|Client tells me to ban Googlebot on all of his sites|
It's rather sad, and over reacting IMO, but a hosting client of mine asked me today to ban all Googlebot IPs from his sites (7 in all).
From a certain perspective, I can see his dilema. For the last 2 months, his sites have went well over their bandwidth allotments. But 95% of that traffic has been all Googlebot (one IP or another). As a matter of fact, from analysis of his log files (done at his request), it seems that the more Googlebot crawls his sites, the less traffic he gets from Google.
I have reviewed all of his sites. No spam, all original content. Not a lot of cross-linking ... Seems like he is doing things right. But I was unable to explain to him why Googlebot had been crawling so much, yet adding so few pages to the index.
A better solution might be to restrict the areas or number of pages that Google can crawl using robots.txt or on-page meta robots tags.
Also, make sure that his Last-Modified, Expires, and Cache-control response headers are configured correctly.
This kind of suicide is usually preventable...
Thanks for the advice!
I really don't want to do this, as he is just upset about the extra bandwidth charges. Maybe I'll try to give him a break.

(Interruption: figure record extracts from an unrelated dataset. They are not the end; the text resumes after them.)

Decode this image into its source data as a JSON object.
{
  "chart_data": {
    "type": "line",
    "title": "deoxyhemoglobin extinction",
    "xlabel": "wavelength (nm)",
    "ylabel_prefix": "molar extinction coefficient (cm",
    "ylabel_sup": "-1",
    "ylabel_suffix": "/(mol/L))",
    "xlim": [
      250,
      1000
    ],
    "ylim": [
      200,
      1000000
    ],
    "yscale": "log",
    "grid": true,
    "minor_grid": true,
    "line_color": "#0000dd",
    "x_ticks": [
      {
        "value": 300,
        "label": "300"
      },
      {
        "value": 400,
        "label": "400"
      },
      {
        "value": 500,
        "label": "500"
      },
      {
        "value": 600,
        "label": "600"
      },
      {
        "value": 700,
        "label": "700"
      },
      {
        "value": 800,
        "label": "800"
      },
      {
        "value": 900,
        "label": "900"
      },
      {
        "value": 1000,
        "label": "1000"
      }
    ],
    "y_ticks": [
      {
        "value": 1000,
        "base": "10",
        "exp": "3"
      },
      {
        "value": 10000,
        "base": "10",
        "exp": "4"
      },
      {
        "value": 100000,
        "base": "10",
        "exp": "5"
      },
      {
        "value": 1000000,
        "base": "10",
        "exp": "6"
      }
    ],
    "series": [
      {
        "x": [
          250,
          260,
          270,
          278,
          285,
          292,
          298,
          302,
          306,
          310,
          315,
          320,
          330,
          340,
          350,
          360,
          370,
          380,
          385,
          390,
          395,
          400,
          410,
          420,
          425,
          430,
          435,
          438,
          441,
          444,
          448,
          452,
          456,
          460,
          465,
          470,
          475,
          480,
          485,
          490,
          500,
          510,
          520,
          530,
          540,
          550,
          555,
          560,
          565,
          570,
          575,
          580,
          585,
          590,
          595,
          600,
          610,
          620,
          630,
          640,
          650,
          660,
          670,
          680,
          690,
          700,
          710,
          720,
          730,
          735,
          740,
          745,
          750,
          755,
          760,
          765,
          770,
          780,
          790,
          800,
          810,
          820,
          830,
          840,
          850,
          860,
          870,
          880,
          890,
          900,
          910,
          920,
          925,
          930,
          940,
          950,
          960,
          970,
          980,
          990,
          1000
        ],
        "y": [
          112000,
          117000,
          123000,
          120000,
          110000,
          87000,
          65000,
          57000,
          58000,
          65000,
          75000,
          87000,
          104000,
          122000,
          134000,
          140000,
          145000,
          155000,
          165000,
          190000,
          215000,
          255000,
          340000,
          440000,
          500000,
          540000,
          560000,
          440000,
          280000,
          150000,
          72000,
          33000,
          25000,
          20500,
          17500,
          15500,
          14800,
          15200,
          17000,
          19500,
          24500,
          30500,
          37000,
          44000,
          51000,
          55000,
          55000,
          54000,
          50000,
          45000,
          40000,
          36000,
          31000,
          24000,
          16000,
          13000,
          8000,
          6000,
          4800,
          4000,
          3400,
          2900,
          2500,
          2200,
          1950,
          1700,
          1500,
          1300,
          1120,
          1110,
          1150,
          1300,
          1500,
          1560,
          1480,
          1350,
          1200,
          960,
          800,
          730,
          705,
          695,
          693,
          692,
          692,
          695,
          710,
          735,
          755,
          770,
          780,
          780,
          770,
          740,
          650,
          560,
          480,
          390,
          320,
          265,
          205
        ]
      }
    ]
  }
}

There are people who'd metaphorically ive their right arm to see the Googlebot every now and then. Even once a month would do.
I'm happy that Google presents search results as it wishes - but I find it hypocritical of Google to make such judgements about a site without even spidering it every now and then.
The data it has about some of my sites is months old.
Remember that the customer is always right. At the end of the day it is your right to charge extra bandwidth, and his right to ask that GoogleBot be banned.
|Remember that the customer is always right. |
The customer is very often wrong...
If a client has a problem, he/she will often have a suggestion for a solution based on inadequate knowledge and/or understanding of the issues. Ultimately, you may have to implement a client's request/suggestion but if you believe it to be wrong you should always brief the client on alternatives first.
Have you tried a sitemap that specifies that those pages aren't changing nearly as frequently as Googlebot is crawling?
If you haven't already tried this, I would send Google a report about it. There could be a technical problem with their crawler. Although it's more focused toward speed of requests than total bandwidth, I think this form would be a good place to start:
Googlebot Trouble Report [google.com]
[edited by: tedster at 6:26 pm (utc) on May 13, 2006]
|95% of that traffic has been all Googlebot |
Assuming his hosting doesn't have some antiquated low bandwidth allocation, that would be indicative of a more fundamental problem.
Are you getting googlebot stuck in a trap? Session ID's etc?